· Speer's military academy buried under hill of rubble
· Underground complex reborn as visual tour
The army academy, designed by Nazi architect Albert Speer, is encased in the Teufelsberg (Devil's Mountain), a 116-metre (380ft)-high mound in Berlin which was constructed from the 26m cubic metres of the capital's wartime rubble.
The unfinished building, for which Nazi leader Adolf Hitler laid the foundation stone in 1937, was meant to become part of Germania, the huge capital of the 1,000-Year Reich. But "war-specific" problems, according to an internal Nazi memorandum, caused building work to be stopped just three years later.
The British occupation forces planned to turn the building into their headquarters, until it proved too difficult to convert. It was also too sturdy to demolish. Instead, half of Berlin's rubble - equivalent to 400,000 buildings - was poured on top, along with grass-seed, and so the Teufelsberg was born.
It has been a favourite place for Berliners to ski and sled in winter and fly kites in summer. The existence of the military college had been virtually forgotten by all but a handful of enthusiasts, until the Association of Berlin Underworlds discovered documents pointing to the academy.

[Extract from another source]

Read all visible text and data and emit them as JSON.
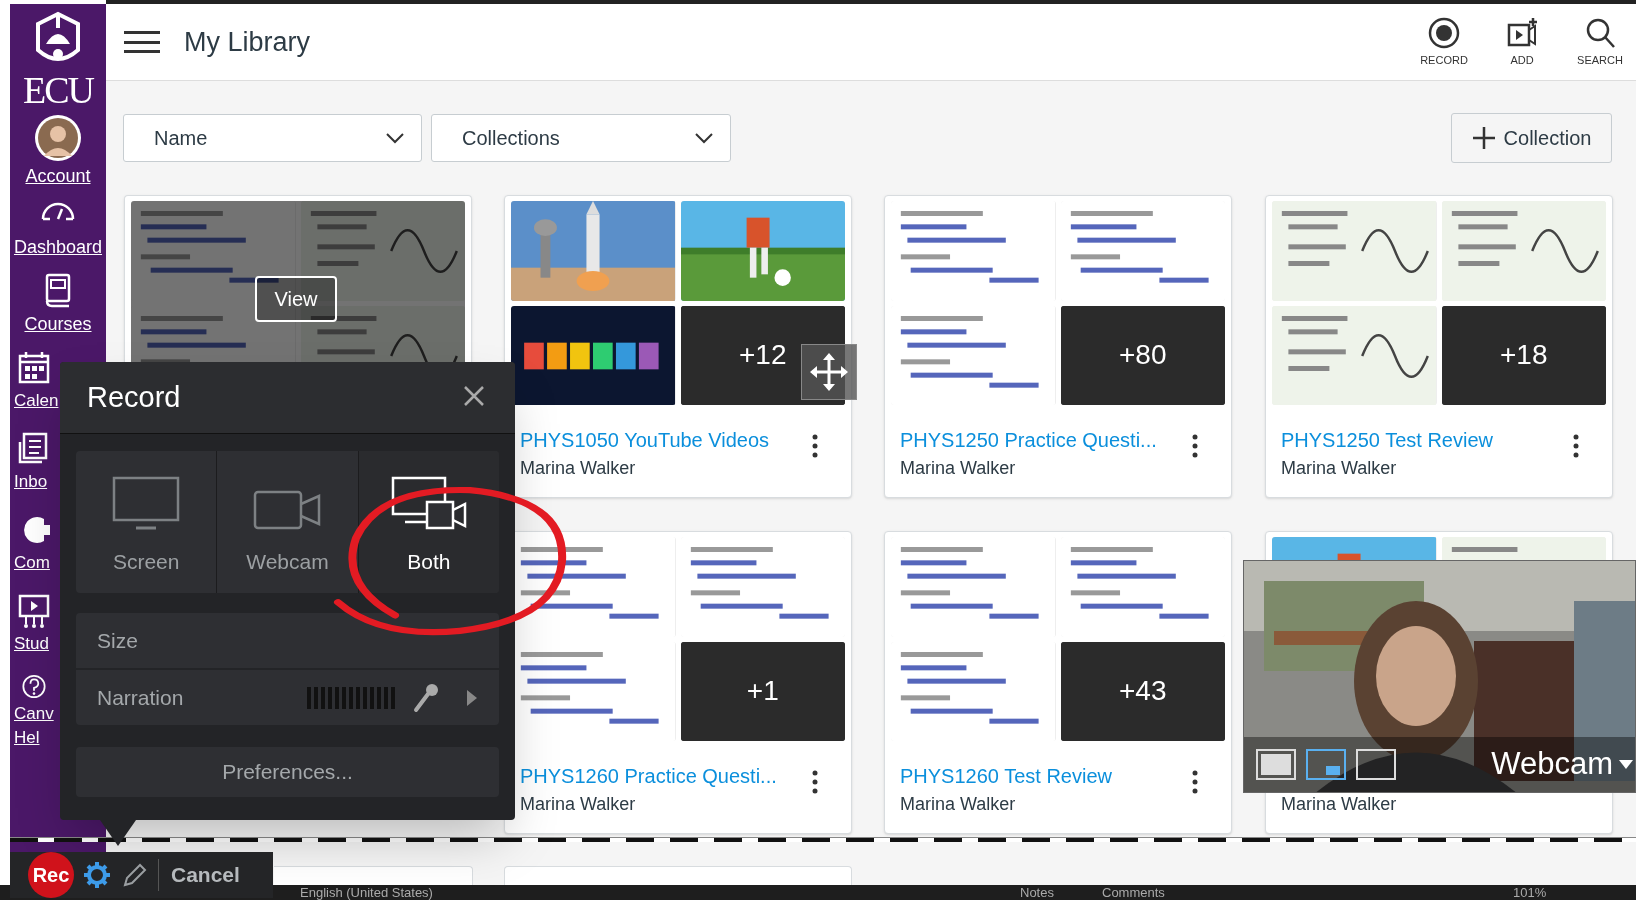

"Most of the faculty must still be intact, despite the attempts to blow it up," said Dietmar Arnold of Underworlds. The association, which has found 50 bunkers in its 10-year existence, is keen to dig down. "We know for sure that underneath there is also a massive multistorey bunker complex."
The plan is to penetrate 20 metres into the north-eastern face with a digger, until it hits concrete and brick and for enthusiasts to enter the mountain with caving equipment. Berlin's press has referred to the mission as an attempt to uncover "the last of the large and undiscovered secrets that underground Berlin has to offer".
Berliners' fascination with its bunkers and hidden wartime structures appears to know no bounds. The most famous, the underground complex from which a crazed Hitler tried to direct the end of the war, has just been "reconstructed" down to the last door handle and window frame in a computer-animated graphic.
Historians have praised the virtual tour of the fortress, which is based on state security records of the 1970s, as the truest existing impression of the bunker. The real bunker, close to Potsdamer Platz, was filled in, buried and built over.
The tour's creator, graphic artist Christoph Neugebauer, said that contrary to the general belief that Hitler spent his last days in a luxurious hi-tech hole in the ground, he was in fact "housed in a fairly run-of-the-mill government workers' bunker".